Hilary just missed out, with grades of B,B,C - 20 marks adrift. Although she is ineligible for midwifery, Southampton gave her a place to study nursing.

"My results weren't quite as good as I thought, but every cloud has a silver lining," she says. "Nursing opens a lot more doors for me than midwifery, and I know that I'm really going to love it. My family and my teachers were really supportive."

Tessa Veevers

What she wanted

Tessa, from Disley, Cheshire, required three Cs in chemistry, maths and drama for a place at Sheffield Hallam University.

What she got

Despite her worries, the 18-year-old got grades of B, C and D, which means that she can start her course in business and human resource management next month.

"I'm really pleased that I have got into university. After all the waiting and tension, it's a relief," she says. "All this stuff in the media about A-levels being easier has really annoyed me. I just think that people these days are working harder to do better."

Jack Wellby

What he wanted

Jack, 18, needed straight-A grades in geography, religious studies and maths for a place to read geography at Jesus College, Oxford.

What he got

The hard work paid off.
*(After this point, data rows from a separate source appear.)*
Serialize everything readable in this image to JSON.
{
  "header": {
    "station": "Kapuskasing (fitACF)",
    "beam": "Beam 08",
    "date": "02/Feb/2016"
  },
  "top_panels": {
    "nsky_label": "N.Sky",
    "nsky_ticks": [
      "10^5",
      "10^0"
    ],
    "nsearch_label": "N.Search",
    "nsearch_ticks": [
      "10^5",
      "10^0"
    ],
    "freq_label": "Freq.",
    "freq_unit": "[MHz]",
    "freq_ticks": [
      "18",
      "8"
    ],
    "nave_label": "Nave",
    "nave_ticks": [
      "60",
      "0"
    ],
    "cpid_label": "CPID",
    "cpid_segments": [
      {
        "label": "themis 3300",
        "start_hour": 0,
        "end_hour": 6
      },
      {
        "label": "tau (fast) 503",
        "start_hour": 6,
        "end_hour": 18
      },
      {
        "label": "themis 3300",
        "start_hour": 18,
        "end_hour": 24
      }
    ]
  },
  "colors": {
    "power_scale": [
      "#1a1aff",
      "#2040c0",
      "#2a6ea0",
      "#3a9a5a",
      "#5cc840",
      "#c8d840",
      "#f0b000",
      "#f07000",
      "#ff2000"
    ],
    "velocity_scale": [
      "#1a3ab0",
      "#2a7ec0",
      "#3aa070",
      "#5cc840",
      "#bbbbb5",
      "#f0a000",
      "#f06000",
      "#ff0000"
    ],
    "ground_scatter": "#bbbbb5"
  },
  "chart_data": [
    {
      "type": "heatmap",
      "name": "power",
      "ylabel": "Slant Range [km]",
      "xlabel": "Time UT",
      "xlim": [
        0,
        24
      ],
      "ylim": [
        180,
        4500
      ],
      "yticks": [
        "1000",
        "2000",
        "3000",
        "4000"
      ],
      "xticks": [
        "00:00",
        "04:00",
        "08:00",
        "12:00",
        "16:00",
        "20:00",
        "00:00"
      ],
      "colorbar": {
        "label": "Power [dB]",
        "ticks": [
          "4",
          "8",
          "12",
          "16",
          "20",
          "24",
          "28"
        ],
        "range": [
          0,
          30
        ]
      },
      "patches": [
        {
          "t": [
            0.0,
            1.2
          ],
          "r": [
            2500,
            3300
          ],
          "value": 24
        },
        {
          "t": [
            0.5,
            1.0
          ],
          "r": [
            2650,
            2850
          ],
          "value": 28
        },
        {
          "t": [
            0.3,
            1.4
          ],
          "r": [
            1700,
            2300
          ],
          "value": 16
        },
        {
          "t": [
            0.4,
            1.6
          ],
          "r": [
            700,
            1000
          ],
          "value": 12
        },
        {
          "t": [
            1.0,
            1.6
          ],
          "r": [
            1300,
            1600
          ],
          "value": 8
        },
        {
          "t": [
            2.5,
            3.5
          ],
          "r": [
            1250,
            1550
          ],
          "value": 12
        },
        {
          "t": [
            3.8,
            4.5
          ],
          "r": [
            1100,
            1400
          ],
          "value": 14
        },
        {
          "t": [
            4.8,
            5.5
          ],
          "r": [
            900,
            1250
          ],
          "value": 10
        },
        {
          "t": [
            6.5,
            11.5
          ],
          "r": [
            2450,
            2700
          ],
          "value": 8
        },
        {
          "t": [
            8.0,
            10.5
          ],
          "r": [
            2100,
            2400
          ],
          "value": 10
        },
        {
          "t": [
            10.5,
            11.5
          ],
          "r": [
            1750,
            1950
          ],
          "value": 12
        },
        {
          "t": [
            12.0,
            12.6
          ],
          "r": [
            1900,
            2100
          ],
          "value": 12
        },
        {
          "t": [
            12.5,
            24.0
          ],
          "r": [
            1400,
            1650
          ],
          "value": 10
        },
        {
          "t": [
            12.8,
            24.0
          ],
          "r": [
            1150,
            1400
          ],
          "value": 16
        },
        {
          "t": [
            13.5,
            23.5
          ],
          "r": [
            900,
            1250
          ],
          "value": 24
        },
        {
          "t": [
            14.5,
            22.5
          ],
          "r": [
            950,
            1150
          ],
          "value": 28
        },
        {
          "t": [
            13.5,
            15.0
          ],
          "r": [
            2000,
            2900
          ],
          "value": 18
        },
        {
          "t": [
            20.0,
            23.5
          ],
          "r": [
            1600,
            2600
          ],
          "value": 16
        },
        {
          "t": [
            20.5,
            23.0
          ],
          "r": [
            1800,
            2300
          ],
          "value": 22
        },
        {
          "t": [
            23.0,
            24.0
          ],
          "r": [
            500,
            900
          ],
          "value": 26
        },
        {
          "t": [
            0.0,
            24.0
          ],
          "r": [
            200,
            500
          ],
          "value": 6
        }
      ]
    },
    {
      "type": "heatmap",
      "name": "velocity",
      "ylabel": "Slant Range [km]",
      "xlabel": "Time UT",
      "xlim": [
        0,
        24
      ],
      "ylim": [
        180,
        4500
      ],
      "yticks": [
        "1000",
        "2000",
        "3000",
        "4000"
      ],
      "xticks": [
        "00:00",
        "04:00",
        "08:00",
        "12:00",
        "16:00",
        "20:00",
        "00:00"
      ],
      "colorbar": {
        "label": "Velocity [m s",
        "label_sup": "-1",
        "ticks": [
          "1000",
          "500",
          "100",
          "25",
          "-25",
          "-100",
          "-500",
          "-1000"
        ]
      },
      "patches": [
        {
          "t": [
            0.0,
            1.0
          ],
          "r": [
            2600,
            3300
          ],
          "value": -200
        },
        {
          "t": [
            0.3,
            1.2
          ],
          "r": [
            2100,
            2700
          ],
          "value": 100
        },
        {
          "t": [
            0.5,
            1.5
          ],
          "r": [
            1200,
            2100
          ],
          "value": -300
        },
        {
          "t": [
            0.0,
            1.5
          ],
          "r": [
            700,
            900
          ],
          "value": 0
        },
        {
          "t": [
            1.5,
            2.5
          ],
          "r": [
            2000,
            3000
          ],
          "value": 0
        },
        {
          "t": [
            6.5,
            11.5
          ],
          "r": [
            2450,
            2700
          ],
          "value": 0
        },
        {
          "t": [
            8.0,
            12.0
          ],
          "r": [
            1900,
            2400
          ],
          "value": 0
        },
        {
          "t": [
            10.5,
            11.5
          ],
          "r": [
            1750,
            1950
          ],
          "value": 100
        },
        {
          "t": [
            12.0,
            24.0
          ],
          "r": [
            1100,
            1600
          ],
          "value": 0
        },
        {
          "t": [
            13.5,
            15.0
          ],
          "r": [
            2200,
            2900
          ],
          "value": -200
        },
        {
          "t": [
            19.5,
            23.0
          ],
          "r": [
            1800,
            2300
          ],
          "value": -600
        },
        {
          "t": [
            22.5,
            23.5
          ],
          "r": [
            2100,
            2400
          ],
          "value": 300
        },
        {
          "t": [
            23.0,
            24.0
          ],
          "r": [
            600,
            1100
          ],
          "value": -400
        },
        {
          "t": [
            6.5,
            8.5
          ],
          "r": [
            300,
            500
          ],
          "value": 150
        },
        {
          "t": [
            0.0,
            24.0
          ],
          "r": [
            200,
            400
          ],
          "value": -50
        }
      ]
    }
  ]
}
Jack, from Fulham in west London, got three As and starts at Oxford next term.

He says: "The grades were what I hoped for and worked towards - but despite that, I taught myself not to expect anything. And I had a nerve-racking wait. I had to have my results faxed to me because, when they came out, I was on holiday with friends in Dorset. Now I can celebrate. We'll be spending a lot of time in the pub."